UniSuper’s Google private cloud environment was deleted because a single parameter in a software tool was left blank, inadvertently placing a one-year expiry on the environment.
The cloud provider on Saturday finally explained the “rare” and cascading series of events that led to UniSuper’s online services being inaccessible for nine days and having to be rebuilt from backups.
The previous best explanation of the incident was “an inadvertent misconfiguration during the provisioning of UniSuper’s private cloud, which triggered a previously unknown software bug.”
The cloud provider has now published a post-incident report to “publicly clarify the nature of the incident and ensure there is an accurate account in the interest of transparency”.
iTnews previously reported that other customers had been seeking explanations of the incident to understand their own potential exposure. The incident also occurred a week prior to a major but closed-door Google Cloud summit in Sydney attended by customers.
The official post-mortem came days after a widely shared LinkedIn post that appeared to leak aspects of the findings.
'One input parameter was left blank'
Google Cloud said that the incident was isolated to one Google Cloud VMware Engine (GCVE) private cloud run by UniSuper across two zones.
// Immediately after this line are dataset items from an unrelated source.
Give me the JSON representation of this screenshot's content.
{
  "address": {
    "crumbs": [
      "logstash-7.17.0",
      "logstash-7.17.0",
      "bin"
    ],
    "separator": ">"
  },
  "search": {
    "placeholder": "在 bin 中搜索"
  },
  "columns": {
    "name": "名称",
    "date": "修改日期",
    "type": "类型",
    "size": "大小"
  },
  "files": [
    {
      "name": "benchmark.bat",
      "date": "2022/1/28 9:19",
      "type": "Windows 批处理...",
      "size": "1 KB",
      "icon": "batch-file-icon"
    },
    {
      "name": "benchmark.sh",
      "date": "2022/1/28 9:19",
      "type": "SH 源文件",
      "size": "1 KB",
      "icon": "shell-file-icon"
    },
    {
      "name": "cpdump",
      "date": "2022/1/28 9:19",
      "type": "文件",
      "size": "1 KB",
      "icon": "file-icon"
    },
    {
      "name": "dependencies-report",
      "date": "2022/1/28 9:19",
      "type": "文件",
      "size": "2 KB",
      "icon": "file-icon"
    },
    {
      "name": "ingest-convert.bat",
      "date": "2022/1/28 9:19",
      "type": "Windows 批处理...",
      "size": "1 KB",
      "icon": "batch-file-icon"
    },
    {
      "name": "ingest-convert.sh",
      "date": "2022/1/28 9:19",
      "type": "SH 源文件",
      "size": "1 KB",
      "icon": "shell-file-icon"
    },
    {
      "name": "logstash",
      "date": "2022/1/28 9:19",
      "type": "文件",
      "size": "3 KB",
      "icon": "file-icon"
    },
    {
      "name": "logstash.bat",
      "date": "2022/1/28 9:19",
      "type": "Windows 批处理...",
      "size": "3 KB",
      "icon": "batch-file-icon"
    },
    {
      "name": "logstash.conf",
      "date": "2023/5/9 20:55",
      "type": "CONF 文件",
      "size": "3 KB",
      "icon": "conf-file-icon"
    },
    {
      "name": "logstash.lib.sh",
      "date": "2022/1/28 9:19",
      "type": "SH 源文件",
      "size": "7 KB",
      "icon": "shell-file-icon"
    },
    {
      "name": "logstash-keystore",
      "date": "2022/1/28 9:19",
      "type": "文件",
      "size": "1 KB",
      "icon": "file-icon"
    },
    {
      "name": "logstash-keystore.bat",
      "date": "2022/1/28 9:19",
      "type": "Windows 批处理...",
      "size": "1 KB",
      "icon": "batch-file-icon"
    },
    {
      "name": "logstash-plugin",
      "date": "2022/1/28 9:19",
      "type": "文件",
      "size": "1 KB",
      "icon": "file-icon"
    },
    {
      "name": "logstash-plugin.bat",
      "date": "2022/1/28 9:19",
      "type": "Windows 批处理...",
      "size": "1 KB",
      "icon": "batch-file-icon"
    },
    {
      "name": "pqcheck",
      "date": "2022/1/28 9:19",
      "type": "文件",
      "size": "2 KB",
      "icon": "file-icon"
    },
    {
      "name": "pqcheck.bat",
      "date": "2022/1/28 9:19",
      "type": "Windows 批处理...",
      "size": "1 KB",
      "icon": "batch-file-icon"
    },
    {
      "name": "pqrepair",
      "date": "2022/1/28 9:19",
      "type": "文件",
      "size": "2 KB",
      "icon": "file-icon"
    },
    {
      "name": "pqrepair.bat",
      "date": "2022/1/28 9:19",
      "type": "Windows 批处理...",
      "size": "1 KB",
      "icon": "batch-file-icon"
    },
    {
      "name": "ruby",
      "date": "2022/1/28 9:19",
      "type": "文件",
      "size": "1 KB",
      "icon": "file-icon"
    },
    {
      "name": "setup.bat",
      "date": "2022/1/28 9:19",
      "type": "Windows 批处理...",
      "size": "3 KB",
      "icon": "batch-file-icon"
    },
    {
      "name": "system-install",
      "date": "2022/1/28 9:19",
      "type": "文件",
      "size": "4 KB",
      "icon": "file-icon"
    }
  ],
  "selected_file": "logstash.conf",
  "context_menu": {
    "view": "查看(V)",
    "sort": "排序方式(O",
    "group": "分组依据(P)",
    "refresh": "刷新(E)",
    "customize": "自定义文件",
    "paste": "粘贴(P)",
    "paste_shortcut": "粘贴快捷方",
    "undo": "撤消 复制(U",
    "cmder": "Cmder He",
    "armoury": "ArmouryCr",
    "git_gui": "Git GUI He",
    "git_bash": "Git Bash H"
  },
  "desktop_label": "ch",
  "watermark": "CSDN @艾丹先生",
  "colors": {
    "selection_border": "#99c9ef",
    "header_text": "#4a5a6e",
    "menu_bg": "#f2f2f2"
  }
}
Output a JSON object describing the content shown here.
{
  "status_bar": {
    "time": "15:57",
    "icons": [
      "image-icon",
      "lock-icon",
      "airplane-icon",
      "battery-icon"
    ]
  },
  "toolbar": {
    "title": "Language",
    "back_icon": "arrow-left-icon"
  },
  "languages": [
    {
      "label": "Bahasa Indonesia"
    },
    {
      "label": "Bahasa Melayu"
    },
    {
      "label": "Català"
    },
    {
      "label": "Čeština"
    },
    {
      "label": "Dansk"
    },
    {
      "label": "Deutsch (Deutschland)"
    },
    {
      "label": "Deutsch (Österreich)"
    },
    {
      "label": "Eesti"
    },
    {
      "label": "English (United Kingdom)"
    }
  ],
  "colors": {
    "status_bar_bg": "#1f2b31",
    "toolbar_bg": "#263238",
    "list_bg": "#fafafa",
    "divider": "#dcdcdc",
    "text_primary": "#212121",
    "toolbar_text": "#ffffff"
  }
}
It said UniSuper had more than one private cloud.
Owing to specific provisioning requirements, the setup was performed by Google Cloud engineers themselves using an internal tool that's no longer in use.
While saying that Google operators “followed internal control protocols”, the provider said that “one input parameter was left blank when using [the] internal tool to provision the customer’s private cloud.”
“As a result of the blank parameter, the system assigned a then unknown default fixed one-year term value for this parameter,” it said.
“After the end of the system-assigned one year period, the customer’s GCVE private cloud was deleted.”
Google said that UniSuper would have received no warning of the deletion because they didn’t ask for it to happen.
“No customer notification was sent because the deletion was triggered as a result of a parameter being left blank by Google operators using the internal tool, and not due a customer deletion request,” Google said.
“Any customer-initiated deletion would have been preceded by a notification to the customer.”
The recovery and rebuild of the deleted environment were made possible because UniSuper had a “robust and resilient architectural approach to managing risk of outage or failure” on its end, including the use of “third party backup software”.
“The customer’s CIO and technical teams deserve praise for the speed and precision with which they executed the 24x7 recovery, working closely with Google Cloud teams,” it said.
Google said additional backups it made for UniSuper were also accessible.
It said the same incident is no longer possible, in part because customers can now do the more complex configurations themselves - which would trigger warnings if an environment was ever up for deletion.
Google said it also “manually reviewed all GCVE private clouds to ensure that no other GCVE deployments are at risk” of the same set of circumstances.
Google added that it was a “one-time incident” and that its resiliency and stability credentials remained intact.
UniSuper set up GCVE private clouds to replace two data centres it previously ran in Melbourne.